Menteri Koordinator Bidang Kemaritiman dan Investasi itu menyebut OTT tidak baik dan hanya membikin citra Indonesia menjadi jelek.


"Dengan penjelasan tersebut, maka semakin jelas bahwa OTT berdampak besar membantu negara menangkap pejabat korup. Pertanyaan lebih lanjut, apakah saudara Luhut Binsar tidak senang jika KPK, yang mana merupakan representasi negara, melakukan pemberantasan korupsi?" kata Kurnia saat dikonfirmasi, Rabu (21/12/2022).


Kurnia juga merasa sulit untuk memahami logika berpikir Luhut terkait penyataan OTT hanya membikin Indonesia jelek. 


Dalam pandangan ICW, ketika pemberantasan korupsi dilakukan secara maksimal, maka dengan sendirinya citra Indonesia akan membaik dan diikuti dengan apresiasi dari dunia.


"Selain itu, Luhut mengatakan OTT membuat citra Indonesia jelek. Sejujurnya, kami sulit memahami logika berpikir saudara Luhut," sambungnya.


Oleh karena itu, ICW meminta Luhut untuk membaca pemberitaan di tahun 2013 lalu. 


Sebab, pada periode tersebut Komisi Pemberantasan Korupsi (KPK) sempat membanggakan Indonesia karena mendapatkan penghargaan Ramon Magsaysay Award karena terbukti berhasil memberantas korupsi secara masif.


"Jadi, kami menduga dua hal. Pertama, saudara Luhut kurang referensi bacaan terkait dengan pemberantasan korupsi. Dua, saudara Luhut tidak paham apa yang Ia utarakan," beber Kurnia.


Kurnia menambahkan, OTT merupakan cara KPK dalam melakukan penindakan. 


Atas dasar itu, maka OTT tidak boleh dicampuri oleh cabang kekuasaan manapun, termasuk eksekutif, apalagi Luhut.


"Jadi, kami merekomendasikan kepada Presiden Joko Widodo agar menegur saudara Luhut dan memintanya untuk tidak lagi mencampuri urusan penegakan hukum."


Sebelumnya, Luhut menyatakan OTT yang sering dilakukan Komisi Pemberantasan Korupsi (KPK) tidak baik bagi Indonesia. 


Menurutnya, digitalisasi di berbagai sektor harus dilakukan dan KPK tidak perlu lagi melakukan OTT.


"Bukan jelek, ya jelek buat kita dong, karena kita bikin peluang ada OTT, kalau semua udah digitalize kan enggak mungkin lagi ada OTT, bagus kan,” kata Luhut kepada wartawan pada Selasa (20/12/2022) kemarin.


Dalam sambutannya ketika menghadiri Peluncuran Aksi Pemcegahan Korupsi 2023-2024 yang diadakan KPK bersama sejumlah kementerian-lembaga di kawasan Jakarta Pusat, Luhut mengemukan dampak positif dari digitalisasi.


Salah satunya sudah terdapat 14 pelabuhan di Indonesia yang tergiditalisasi.

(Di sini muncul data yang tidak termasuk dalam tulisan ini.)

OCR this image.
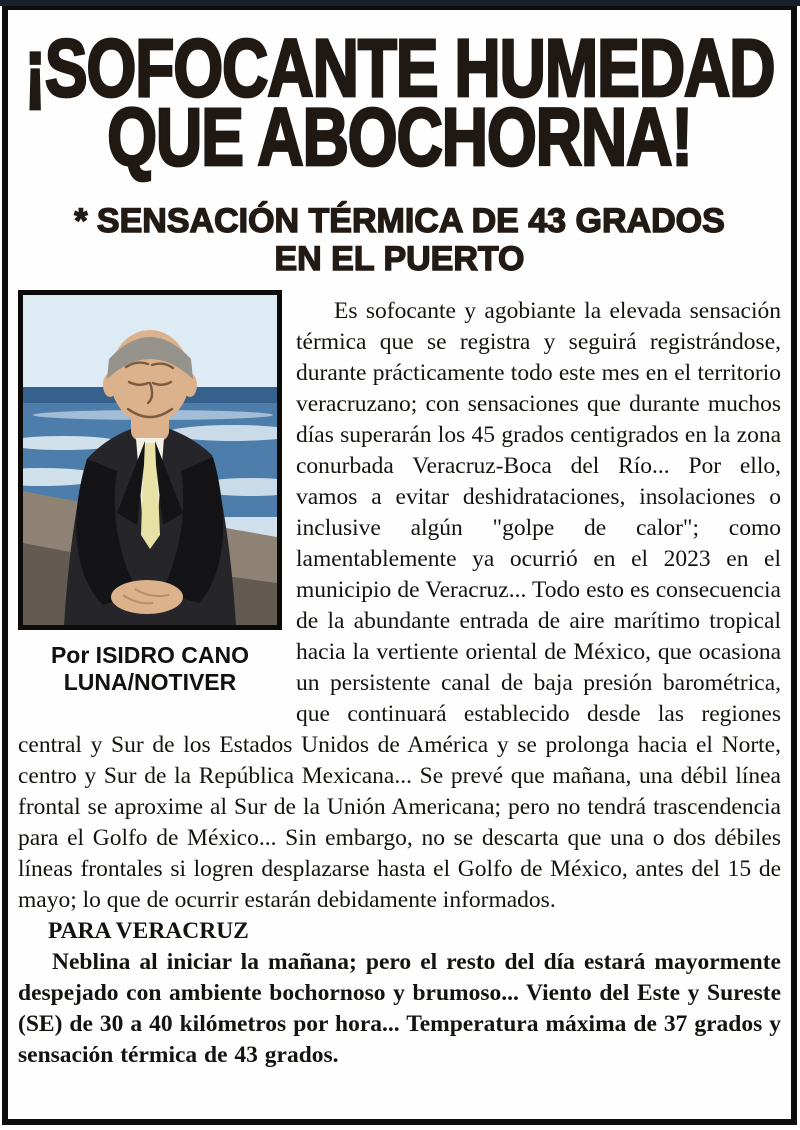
¡SOFOCANTE HUMEDAD
QUE ABOCHORNA!
* SENSACIÓN TÉRMICA DE 43 GRADOS
EN EL PUERTO
Por ISIDRO CANO
LUNA/NOTIVER

Es sofocante y agobiante la elevada sensación térmica que se registra y seguirá registrándose, durante prácticamente todo este mes en el territorio veracruzano; con sensaciones que durante muchos días superarán los 45 grados centigrados en la zona conurbada Veracruz-Boca del Río... Por ello, vamos a evitar deshidrataciones, insolaciones o inclusive algún "golpe de calor"; como lamentablemente ya ocurrió en el 2023 en el municipio de Veracruz... Todo esto es consecuencia de la abundante entrada de aire marítimo tropical hacia la vertiente oriental de México, que ocasiona un persistente canal de baja presión barométrica, que continuará establecido desde las regiones central y Sur de los Estados Unidos de América y se prolonga hacia el Norte, centro y Sur de la República Mexicana... Se prevé que mañana, una débil línea frontal se aproxime al Sur de la Unión Americana; pero no tendrá trascendencia para el Golfo de México... Sin embargo, no se descarta que una o dos débiles líneas frontales si logren desplazarse hasta el Golfo de México, antes del 15 de mayo; lo que de ocurrir estarán debidamente informados.

PARA VERACRUZ

Neblina al iniciar la mañana; pero el resto del día estará mayormente despejado con ambiente bochornoso y brumoso... Viento del Este y Sureste (SE) de 30 a 40 kilómetros por hora... Temperatura máxima de 37 grados y sensación térmica de 43 grados.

Ditargetkan, selanjutnya harus ada 149 pelabuhan kecil terdigitalisasi.


Luhut juga memaparkan terkait E-Katalog yang merupakan salah satu contoh dari digitalisasi. 


Dia menyebut, di dalamnya bisa dimasukan perputaran uang senilai Rp. 1.600 triliun.


"Yaitu Rp 1.200 triliun dari belanja pemerintah dan Rp 400 triliun belanja dari BUMN. Itu sama dengan 105 miliar dolar (Amerika Serikat)," kata Luhut.


Lewat E-Katalog KPK tidak perlu susah-susah lagi megawasi dugaan tindak pidana korupsi. 


Kata dia, KPK hanya perlu mengawasi segala aktivitas perputaran uang di dalamnya.


"Jadi kita tidak usah nyari mana, macam korupsi, yaitu salah satu tempat korupsi. Jadi sarangnya targetin. Jadi kalau ini kita bereskan keluar itu pasti makin baik," ujarnya.


Luhut menambahkan, digitalisasi menjadi salah satu dari empat pilar penting. 


Baginya, jika semua sudah terdigitalisasi, tidak ada lagi yang perlu di khawatirkan.


"Saya bicara di live Bloomberg, saya jelaskan mengenai Indonesia. Saya bilang ada 4 pilar kami, satu itu efisiensi. Efisiensi apa? Digitalisasi. Yang kedua hilirisasi. Yang ketiga dana desa. Itu saya jelaskan pada mereka tentu harga komoditi," kata dia.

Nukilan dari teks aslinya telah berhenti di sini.